Yılmaz, bu notun dönemin İstanbul Valisi ve İçişleri Bakanı’ndan saklandığını, kendisine de ulaştırılmadığını söyledi.
İhalenin hemen iptal edilememesinin nedenini açıklayan Güneş Taner ise, “Bu herhangi bir ihale değildi. Elinizde kesin belgeli delil olmadan kanuni izni verilmiş bir ihaleyi iptal ederseniz, sistemde bir korkma olur. Belge olmadan ihaleyi iptal etseydik, Ekspres Bank’a bir hücum olacaktı” dedi. Yılmaz’ın ihaleyi iptal kararı aldıktan sonra 5 gün beklemesinin nedenini ise Taner şu sözlerle açıkladı:
“Kimin kimi dinlediği belli olmayan bir zamanda, telefonda konuşmak mümkün değildi. Ben o zaman ABD’deydim. Yılmaz beni aradı, ‘münferit gelişmeler oldu’ dedi. Ben de kendisine, ‘Biz ihaleye sadece izin verdik 90 günlük süresi var. Delil çıkarsa iptal ederiz’ dedim. Geldiğimde de gereğini yaptık.”
Tanıklardan Merkez Bankası eski Başkan Yardımcısı ve Türkbank ihalesini yapan komisyonun başkanı Aydın Esen de, istenen bilginin ihale bittikten sonra iki sivil polis tarafından getirildiğini belirtti. İhale döneminde İçişleri Bakanı olan Kutlu Aktaş ise Yiğit’in kendisine Çakıcı tarafından tehdit edildiğini söylediğini anlattı. Aktaş, Yiğit’in sözlerini aktarırken, “Çakıcı’nın kendisine ‘anaokuluna giden çocuğunun okul saatlerini bildiğini’ söylemiş, Yiğit de bu tehditler yüzünden kimyasının bozulduğunu söyledi” dedi.
Dönemin Hazine Müsteşarı Yener Dinçmen de, Türkbank ihalesine olumsuz yönde etkileyecek yazılı ve sözlü bir belgenin Hazine Müsteşarlığı’na ulaşmadığını söyledi.
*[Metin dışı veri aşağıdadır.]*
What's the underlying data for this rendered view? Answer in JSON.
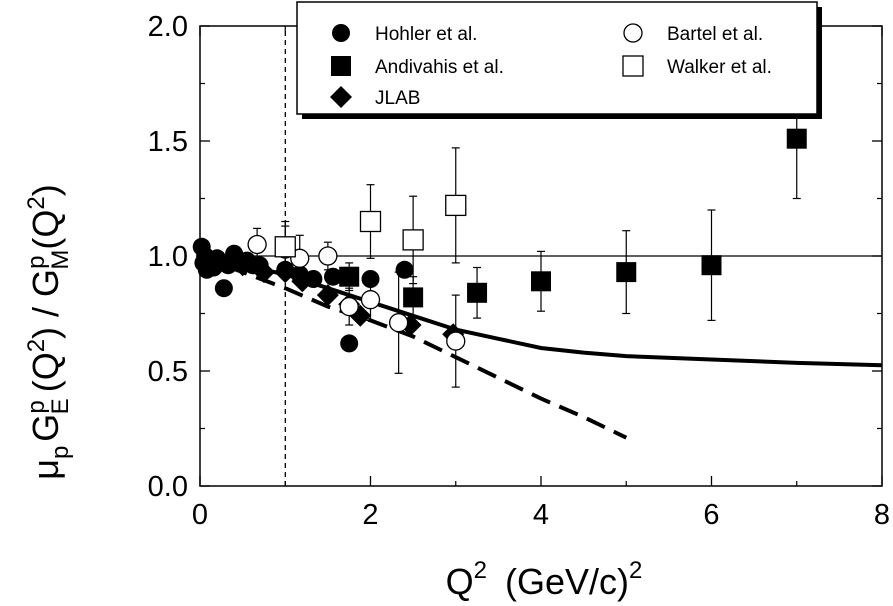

Yüce Divan Başkanı Mustafa Bumin, işadamları Mehmet Emin Karamehmet, Erdoğan Demirören ve eski Emniyet Genel Müdürü Necati Bilican, Emniyet İstihbarat Daire Başkanı Sabri Uzun, eski Emniyet İstihbarat Daire Başkanı Emin Aslan, Niyazi Palabıyık, eski İstanbul Emniyet Müdürü Hasan Özdemir ve Aslan Tekin Önel’in tanık olarak dinlenilmesine karar vererek duruşmayı 15 Nisan tarihine erteledi.